For the blood collection and RNA isolation will be a suitable working protocol below stated:

Blood removal:

• 1) Blood collection (3 ml) directly into the tense Blood RNA Tubes (contain lysis buffer),
• 2) strong mix for 20 sec,
• 3) store or transport at room temperature for up to 5 days or at -20 ° C for several Store for weeks.

RNA isolation

6100 workstation protocol "Tempus Blood RNA "

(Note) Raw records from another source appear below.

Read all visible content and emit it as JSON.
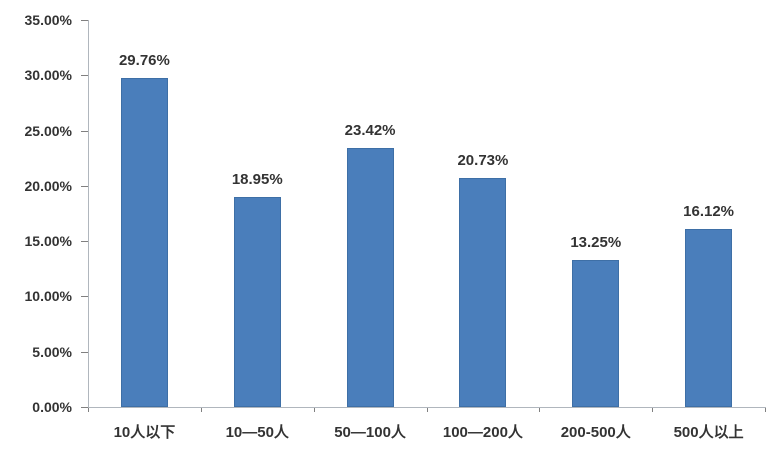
{
  "chart_data": {
    "type": "bar",
    "title": "",
    "xlabel": "",
    "ylabel": "",
    "categories": [
      "10人以下",
      "10—50人",
      "50—100人",
      "100—200人",
      "200-500人",
      "500人以上"
    ],
    "values": [
      29.76,
      18.95,
      23.42,
      20.73,
      13.25,
      16.12
    ],
    "value_labels": [
      "29.76%",
      "18.95%",
      "23.42%",
      "20.73%",
      "13.25%",
      "16.12%"
    ],
    "ylim": [
      0,
      35
    ],
    "ytick_step": 5,
    "ytick_labels": [
      "0.00%",
      "5.00%",
      "10.00%",
      "15.00%",
      "20.00%",
      "25.00%",
      "30.00%",
      "35.00%"
    ],
    "grid": false,
    "legend": false,
    "colors": {
      "bar_fill": "#4a7ebb",
      "bar_border": "#3e6fa6",
      "axis_line": "#b0b6bd",
      "tick_mark": "#808080",
      "text": "#333333",
      "background": "#ffffff"
    }
  }
}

• 1) Mix blood with lysis buffer 1: 1 with PBS in 50 ml tubes,
• 2) Vortex for 30 sec,
• 3) "Large Volume RNA Prep Filters "and Put 20 ml reservoirs on the adapter plate and place on the "waste Position of the workstation place,
• 4) diluted Add blood to the reservoirs and apply 80% vacuum for 500 sec,
• 5) Place fresh 5 ml reservoirs and add 1 to 4 ml wash solution 80% vacuum wash,
• 6) with 4.5 ml washing solution 2 to 80% vacuum wash,
• 7) Repeat steps 5 + 6 until all filters are washed clean are,
• 8) Place a new 5 ml reservoir and mix with 350 μl of Absolute RNA wash solution Incubate for 15 min,
• 9) with washing solution 2 for 5 incubate min,
• 10) wash at 80% vacuum for 120 sec,
• 11) two more times with 3 ml of washing solution 2 at 80% vacuum for 120 sec to wash,
• 12) Remove 5 ml reservoir and dry at 90% vacuum for 400 sec,
• 13) Filter plate in the "Collection Position "bring,
• 14) with 500 μl elution Incubate for 120 sec,
• 15) at 60% vacuum for Elute 120 sec in 2 ml reaction vessels,
• 16) optionally concentrate RNA and concentration photometrically measure up.

Claims (8)

A method for individualized prognosis, therapy tracking and / or aftercare of a tumor disease of a patient, characterized in that a first genome profile or expression profile of a first sample containing tumor tissue is detected at the time of diagnosis of the tumor containing the genome status or expression status of a first plurality of human genes, for the individual patient for an individual selection of human genes from the plurality of detected human genes the genome status or expression status is stored, at a later time for the genes of the individual selection a further genome profile or expression profile of a second sample containing lymph node tissue, bone marrow and / or a body fluid is detected and compared with the first genome profile or expression profile, and based on this comparison, a therapy recommendation, a prognosis assessment or a therapy assessment is performed. Method according to the preceding claim, characterized characterized in that the first genome profile or expression profile the genome status or expression status of more than 8,000 genes, advantageously more than 28,000 genes, advantageously more as having 36,000 genes. Method according to one of the preceding claims, characterized characterized in that the first selection is tumor marker genes, not tumor marker genes or has both tumor marker genes and genes that do not have tumor marker genes are. Method according to one of the preceding claims, characterized characterized in that the comparison is qualitative and / or quantitative carried out becomes. Method according to one of the preceding claims, characterized characterized in that the first genome profile or expression profile of tissue of a primary tumor or determined from a sample before therapy of the tumor disease becomes. Method according to one of the preceding claims, characterized in that the first selection contains or consists of those genes or a subset thereof, which according to the first Ge Nom profile or expression profile are strongly expressed. Method according to one of the preceding claims, characterized characterized in that the body fluid contains peripheral blood, urine, ascites or pleural effusion or it consists. Method according to one of the preceding claims, characterized characterized in that the overall profile the presence and / or Absence and / or the allelic status of each gene in the genome profile included.